New Protein Marker for Cervical Dysplasia

NEW ORLEANS--A test based on the newly developed monoclonal antibody NMP179 can detect both low-grade and high-grade cervical dysplasia, according to results presented at the 89th annual meeting of the American Association for Cancer Research. The developers believe the test might one day be used as a supplement to the Pap smear.

False-negative rates for the Pap smear are as high as 30%. "We believe that the Pap smear alone cannot reliably predict the behavior of all lesions because of its reliance on morphology alone," Susan K. Keesee, PhD, manager of cell biology at Matritech, Inc., Newton, Massachusetts, said in an interview with Oncology News International. In contrast, the NMP179 test detects a nuclear matrix protein named CvC-3 that is produced by cervical carcinomas but not by normal cervical tissue.

The results presented at the meeting were from a blind preclinical feasibility study. The researchers first chose a target antigen by comparing nuclear matrix proteins from normal cervical tissue with proteins from tumors of patients with squamous cell carcinoma.

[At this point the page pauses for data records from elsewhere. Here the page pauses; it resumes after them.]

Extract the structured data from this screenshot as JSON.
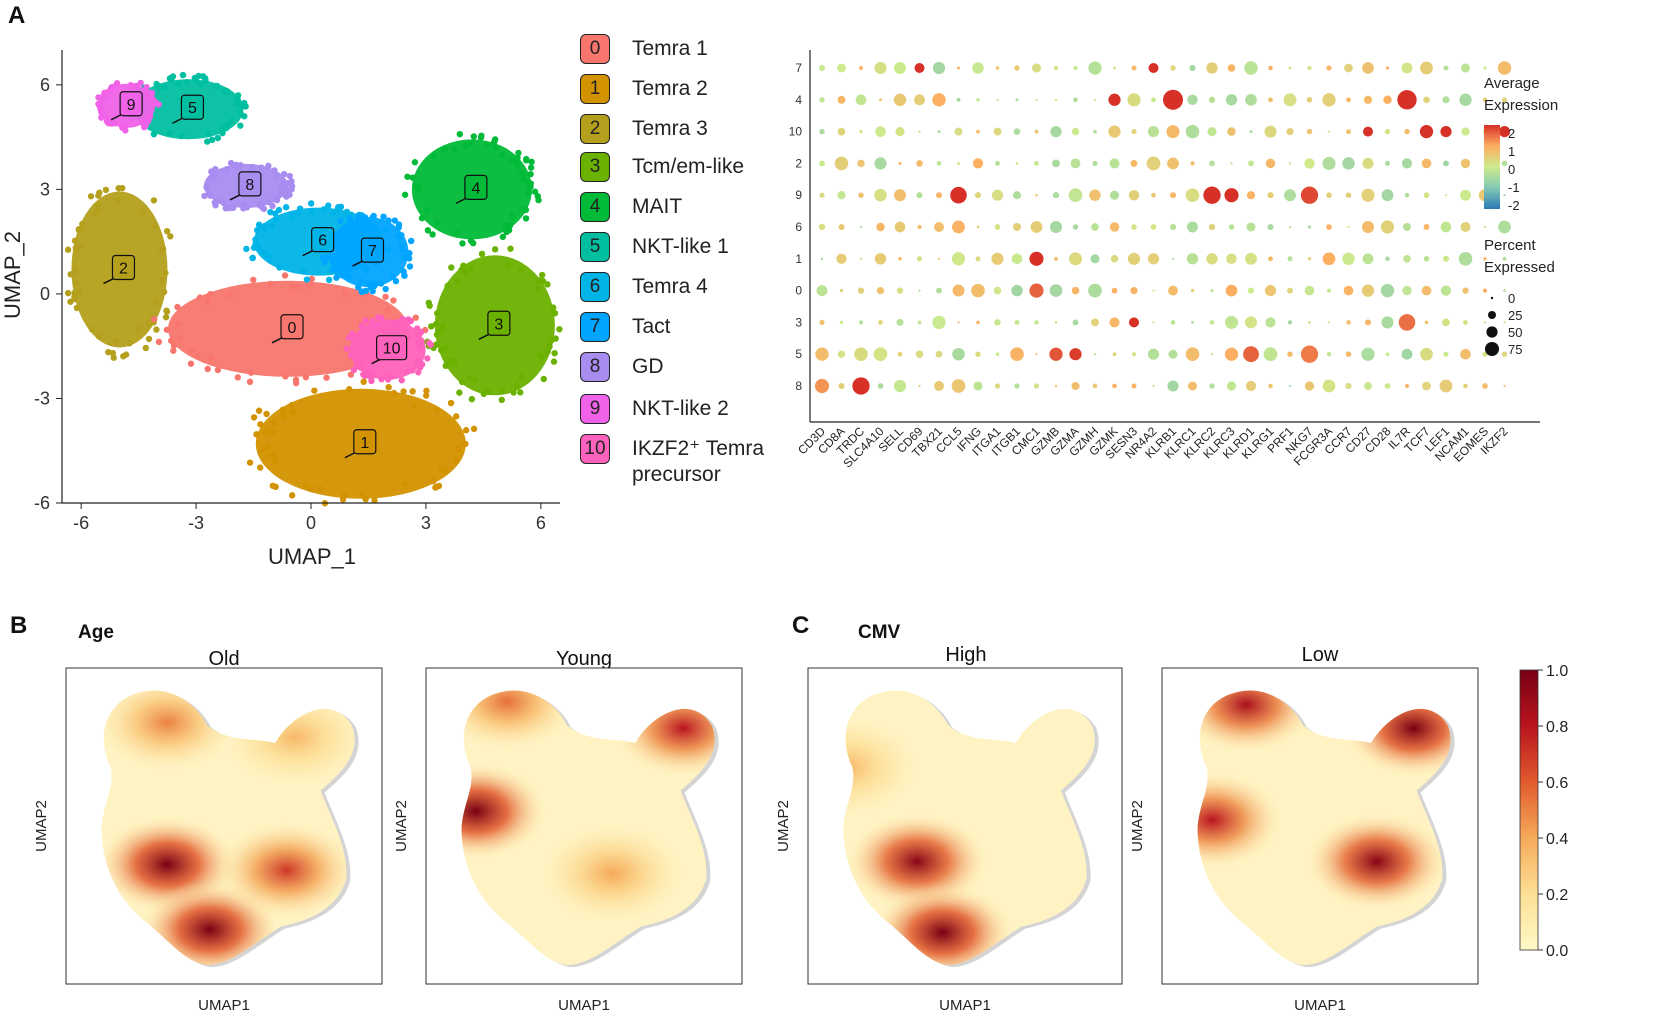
{
  "panel_a": {
    "letter": "A",
    "umap": {
      "xlabel": "UMAP_1",
      "ylabel": "UMAP_2",
      "xticks": [
        "-6",
        "-3",
        "0",
        "3",
        "6"
      ],
      "yticks": [
        "6",
        "3",
        "0",
        "-3",
        "-6"
      ],
      "xlim": [
        -6.5,
        6.5
      ],
      "ylim": [
        -6,
        7
      ]
    },
    "clusters": [
      {
        "id": "0",
        "name": "Temra 1",
        "color": "#F8766D"
      },
      {
        "id": "1",
        "name": "Temra 2",
        "color": "#D39200"
      },
      {
        "id": "2",
        "name": "Temra 3",
        "color": "#B4A01C"
      },
      {
        "id": "3",
        "name": "Tcm/em-like",
        "color": "#6BB100"
      },
      {
        "id": "4",
        "name": "MAIT",
        "color": "#00BA38"
      },
      {
        "id": "5",
        "name": "NKT-like 1",
        "color": "#00BFA0"
      },
      {
        "id": "6",
        "name": "Temra 4",
        "color": "#00B4E8"
      },
      {
        "id": "7",
        "name": "Tact",
        "color": "#00A5FF"
      },
      {
        "id": "8",
        "name": "GD",
        "color": "#A98CF0"
      },
      {
        "id": "9",
        "name": "NKT-like 2",
        "color": "#F062E8"
      },
      {
        "id": "10",
        "name": "IKZF2⁺ Temra precursor",
        "color": "#FF62BC"
      }
    ],
    "cluster_label_line1": "IKZF2⁺ Temra",
    "cluster_label_line2": "precursor"
  },
  "chart_data": [
    {
      "type": "scatter",
      "title": "UMAP clusters",
      "xlabel": "UMAP_1",
      "ylabel": "UMAP_2",
      "xlim": [
        -6.5,
        6.5
      ],
      "ylim": [
        -6,
        7
      ],
      "cluster_centers": [
        {
          "id": "0",
          "x": -0.6,
          "y": -1.0
        },
        {
          "id": "1",
          "x": 1.3,
          "y": -4.3
        },
        {
          "id": "2",
          "x": -5.0,
          "y": 0.7
        },
        {
          "id": "3",
          "x": 4.8,
          "y": -0.9
        },
        {
          "id": "4",
          "x": 4.2,
          "y": 3.0
        },
        {
          "id": "5",
          "x": -3.2,
          "y": 5.3
        },
        {
          "id": "6",
          "x": 0.2,
          "y": 1.5
        },
        {
          "id": "7",
          "x": 1.5,
          "y": 1.2
        },
        {
          "id": "8",
          "x": -1.7,
          "y": 3.1
        },
        {
          "id": "9",
          "x": -4.8,
          "y": 5.4
        },
        {
          "id": "10",
          "x": 2.0,
          "y": -1.6
        }
      ]
    },
    {
      "type": "dotplot",
      "title": "Marker genes",
      "genes": [
        "CD3D",
        "CD8A",
        "TRDC",
        "SLC4A10",
        "SELL",
        "CD69",
        "TBX21",
        "CCL5",
        "IFNG",
        "ITGA1",
        "ITGB1",
        "CMC1",
        "GZMB",
        "GZMA",
        "GZMH",
        "GZMK",
        "SESN3",
        "NR4A2",
        "KLRB1",
        "KLRC1",
        "KLRC2",
        "KLRC3",
        "KLRD1",
        "KLRG1",
        "PRF1",
        "NKG7",
        "FCGR3A",
        "CCR7",
        "CD27",
        "CD28",
        "IL7R",
        "TCF7",
        "LEF1",
        "NCAM1",
        "EOMES",
        "IKZF2"
      ],
      "clusters": [
        "7",
        "4",
        "10",
        "2",
        "9",
        "6",
        "1",
        "0",
        "3",
        "5",
        "8"
      ],
      "color_legend_title": [
        "Average",
        "Expression"
      ],
      "color_ticks": [
        "2",
        "1",
        "0",
        "-1",
        "-2"
      ],
      "size_legend_title": [
        "Percent",
        "Expressed"
      ],
      "size_ticks": [
        "0",
        "25",
        "50",
        "75"
      ],
      "highlights": [
        {
          "cluster": "7",
          "gene": "CD69",
          "expr": 2.2,
          "pct": 20
        },
        {
          "cluster": "7",
          "gene": "NR4A2",
          "expr": 2.2,
          "pct": 20
        },
        {
          "cluster": "4",
          "gene": "KLRB1",
          "expr": 2.3,
          "pct": 80
        },
        {
          "cluster": "4",
          "gene": "IL7R",
          "expr": 2.2,
          "pct": 75
        },
        {
          "cluster": "4",
          "gene": "GZMK",
          "expr": 2.0,
          "pct": 30
        },
        {
          "cluster": "10",
          "gene": "CD27",
          "expr": 2.0,
          "pct": 20
        },
        {
          "cluster": "10",
          "gene": "TCF7",
          "expr": 2.0,
          "pct": 35
        },
        {
          "cluster": "10",
          "gene": "LEF1",
          "expr": 2.0,
          "pct": 25
        },
        {
          "cluster": "10",
          "gene": "IKZF2",
          "expr": 2.0,
          "pct": 25
        },
        {
          "cluster": "9",
          "gene": "CCL5",
          "expr": 2.0,
          "pct": 55
        },
        {
          "cluster": "9",
          "gene": "KLRC2",
          "expr": 2.2,
          "pct": 60
        },
        {
          "cluster": "9",
          "gene": "KLRC3",
          "expr": 2.0,
          "pct": 40
        },
        {
          "cluster": "9",
          "gene": "NKG7",
          "expr": 1.8,
          "pct": 60
        },
        {
          "cluster": "1",
          "gene": "CMC1",
          "expr": 2.0,
          "pct": 40
        },
        {
          "cluster": "0",
          "gene": "CMC1",
          "expr": 1.6,
          "pct": 40
        },
        {
          "cluster": "3",
          "gene": "IL7R",
          "expr": 1.5,
          "pct": 55
        },
        {
          "cluster": "3",
          "gene": "SESN3",
          "expr": 2.0,
          "pct": 20
        },
        {
          "cluster": "5",
          "gene": "GZMB",
          "expr": 1.7,
          "pct": 35
        },
        {
          "cluster": "5",
          "gene": "GZMA",
          "expr": 1.9,
          "pct": 30
        },
        {
          "cluster": "5",
          "gene": "KLRD1",
          "expr": 1.6,
          "pct": 50
        },
        {
          "cluster": "5",
          "gene": "NKG7",
          "expr": 1.4,
          "pct": 60
        },
        {
          "cluster": "8",
          "gene": "TRDC",
          "expr": 2.3,
          "pct": 60
        },
        {
          "cluster": "8",
          "gene": "CD3D",
          "expr": 1.2,
          "pct": 40
        }
      ]
    },
    {
      "type": "heatmap",
      "title": "Density UMAPs",
      "panels": [
        {
          "group": "Age",
          "subtitle": "Old",
          "hotspots": [
            {
              "x": 0.3,
              "y": 0.63,
              "v": 1.0
            },
            {
              "x": 0.45,
              "y": 0.85,
              "v": 1.0
            },
            {
              "x": 0.72,
              "y": 0.65,
              "v": 0.7
            },
            {
              "x": 0.3,
              "y": 0.15,
              "v": 0.5
            },
            {
              "x": 0.75,
              "y": 0.2,
              "v": 0.35
            }
          ]
        },
        {
          "group": "Age",
          "subtitle": "Young",
          "hotspots": [
            {
              "x": 0.12,
              "y": 0.45,
              "v": 1.0
            },
            {
              "x": 0.85,
              "y": 0.17,
              "v": 0.8
            },
            {
              "x": 0.23,
              "y": 0.08,
              "v": 0.55
            },
            {
              "x": 0.6,
              "y": 0.66,
              "v": 0.4
            }
          ]
        },
        {
          "group": "CMV",
          "subtitle": "High",
          "hotspots": [
            {
              "x": 0.33,
              "y": 0.62,
              "v": 0.95
            },
            {
              "x": 0.42,
              "y": 0.86,
              "v": 1.0
            },
            {
              "x": 0.08,
              "y": 0.3,
              "v": 0.35
            }
          ]
        },
        {
          "group": "CMV",
          "subtitle": "Low",
          "hotspots": [
            {
              "x": 0.24,
              "y": 0.09,
              "v": 0.85
            },
            {
              "x": 0.83,
              "y": 0.17,
              "v": 1.0
            },
            {
              "x": 0.12,
              "y": 0.48,
              "v": 0.8
            },
            {
              "x": 0.7,
              "y": 0.62,
              "v": 0.95
            }
          ]
        }
      ],
      "xlabel": "UMAP1",
      "ylabel": "UMAP2",
      "colorbar_ticks": [
        "1.0",
        "0.8",
        "0.6",
        "0.4",
        "0.2",
        "0.0"
      ],
      "colorbar_range": [
        0,
        1
      ]
    }
  ],
  "panel_b": {
    "letter": "B",
    "group": "Age",
    "subtitles": [
      "Old",
      "Young"
    ]
  },
  "panel_c": {
    "letter": "C",
    "group": "CMV",
    "subtitles": [
      "High",
      "Low"
    ]
  },
  "density_axis": {
    "xlabel": "UMAP1",
    "ylabel": "UMAP2"
  }
}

They found that the CvC-3 protein was expressed by all of the tumors (20 of 20) and none of the normal tissue (0 of 10). The investigators then developed several antibodies to CvC-3 and chose the most promising one, NMP179, for further testing.

In the tests, they obtained 322 cervicovaginal specimens from two hospitals. After preparation, the samples were stained and assayed for CvC-3 using the NMP179 antibody. The test detected the one case of squamous cell carcinoma, all 30 of the high-grade squamous intraepithelial lesions, and 48 (78.7%) of the 61 low-grade intraepithelial lesions.

However, the NMP179 antibody also produced positive results for many of the normal control samples: 18 (60%) of 30 samples with benign cellular changes and 51 (39.5%) of 129 samples diagnosed as within normal limits.

Matritech, Inc., is now looking for an image-analysis company to work with to automate the assay. "We believe the perfect symbiosis would be the combination of computer-assisted image analysis of morphologic change and a probe like ours, which we believe is detecting a molecular event that is related to progression," Dr. Keesee said. "Now we have to conduct a study using clinical outcomes as an endpoint, to determine the true efficacy of NMP179."